Eines der stärksten Felder aller Zeiten kämpfte gestern bei der WPT Championship im Bellagio um die sechs begehrten Plätze am Final Table. Unter den zehn Aspiranten befanden sich mit Scotty Nguyen, David Benyamine, Phil Hellmuth, David Williams und Eric Baldwin einige der besten Turnierspieler der Welt und entsprechend hochklassig ging es an den letzten beiden Tischen auch zu.
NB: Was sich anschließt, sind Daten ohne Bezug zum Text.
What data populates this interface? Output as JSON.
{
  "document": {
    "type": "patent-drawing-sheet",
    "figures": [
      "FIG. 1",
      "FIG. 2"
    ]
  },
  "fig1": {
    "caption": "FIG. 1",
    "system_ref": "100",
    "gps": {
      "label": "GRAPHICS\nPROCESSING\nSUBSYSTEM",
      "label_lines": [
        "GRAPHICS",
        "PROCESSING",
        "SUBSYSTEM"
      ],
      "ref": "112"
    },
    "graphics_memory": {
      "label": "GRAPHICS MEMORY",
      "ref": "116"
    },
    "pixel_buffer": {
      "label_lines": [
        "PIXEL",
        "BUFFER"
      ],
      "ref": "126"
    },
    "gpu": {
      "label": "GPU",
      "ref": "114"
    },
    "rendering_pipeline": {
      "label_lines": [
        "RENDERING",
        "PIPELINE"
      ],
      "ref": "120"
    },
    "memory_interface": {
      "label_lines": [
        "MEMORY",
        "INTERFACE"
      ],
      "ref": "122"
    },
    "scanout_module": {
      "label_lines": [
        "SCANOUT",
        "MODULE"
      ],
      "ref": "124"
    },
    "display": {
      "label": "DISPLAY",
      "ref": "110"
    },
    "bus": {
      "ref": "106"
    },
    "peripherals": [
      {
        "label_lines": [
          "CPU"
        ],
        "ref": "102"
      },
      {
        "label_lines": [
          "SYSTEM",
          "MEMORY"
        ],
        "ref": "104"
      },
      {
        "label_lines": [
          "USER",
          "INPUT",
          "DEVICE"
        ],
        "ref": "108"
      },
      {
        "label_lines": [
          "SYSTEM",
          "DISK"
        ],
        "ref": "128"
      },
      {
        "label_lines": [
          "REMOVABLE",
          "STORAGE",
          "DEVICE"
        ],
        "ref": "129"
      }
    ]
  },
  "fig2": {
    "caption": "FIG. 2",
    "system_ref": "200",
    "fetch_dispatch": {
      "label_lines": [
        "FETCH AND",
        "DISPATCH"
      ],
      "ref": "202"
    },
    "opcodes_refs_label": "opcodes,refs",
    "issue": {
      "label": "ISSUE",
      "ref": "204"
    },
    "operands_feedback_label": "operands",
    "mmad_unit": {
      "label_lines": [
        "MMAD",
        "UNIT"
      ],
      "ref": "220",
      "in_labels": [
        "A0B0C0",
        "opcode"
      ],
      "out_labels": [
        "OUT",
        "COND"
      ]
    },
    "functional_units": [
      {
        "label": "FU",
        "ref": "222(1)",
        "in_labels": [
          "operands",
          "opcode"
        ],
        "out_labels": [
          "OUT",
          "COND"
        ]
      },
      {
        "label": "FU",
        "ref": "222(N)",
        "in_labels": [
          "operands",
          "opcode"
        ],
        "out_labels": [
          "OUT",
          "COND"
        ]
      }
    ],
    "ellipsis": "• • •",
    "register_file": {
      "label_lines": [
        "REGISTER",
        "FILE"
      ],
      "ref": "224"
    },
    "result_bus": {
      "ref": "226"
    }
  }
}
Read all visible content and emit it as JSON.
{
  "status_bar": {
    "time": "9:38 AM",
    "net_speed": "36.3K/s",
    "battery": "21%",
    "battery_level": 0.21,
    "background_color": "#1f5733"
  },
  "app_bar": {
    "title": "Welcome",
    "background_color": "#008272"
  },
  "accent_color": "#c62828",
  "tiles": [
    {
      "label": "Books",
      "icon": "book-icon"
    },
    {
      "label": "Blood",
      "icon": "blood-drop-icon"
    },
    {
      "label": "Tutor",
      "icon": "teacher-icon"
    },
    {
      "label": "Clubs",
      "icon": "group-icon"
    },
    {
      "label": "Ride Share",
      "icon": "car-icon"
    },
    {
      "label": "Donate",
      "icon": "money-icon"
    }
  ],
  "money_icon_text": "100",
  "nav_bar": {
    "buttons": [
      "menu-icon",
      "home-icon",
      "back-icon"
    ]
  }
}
Nachdem sich Cliff Josephy und Nikolai Evdakov als Zehnter bzw. Neunter verabschiedet hatten, erwischte es mit Scotty Nguyen den Mann, der am Vortag noch auf Rang 2 des Chipcounts gelegen hatte. Das Match-Up in seiner Hand mit David Benyamine hatte es in sich, denn auf einem Board mit HjD10D6H8 spielte Benyamine 350.000 an und Nguyen raiste auf 1,15 Millionen. Benyamine nahm sich Bedenkzeit, schob letztlich aber seine gesamten Chips in die Mitte.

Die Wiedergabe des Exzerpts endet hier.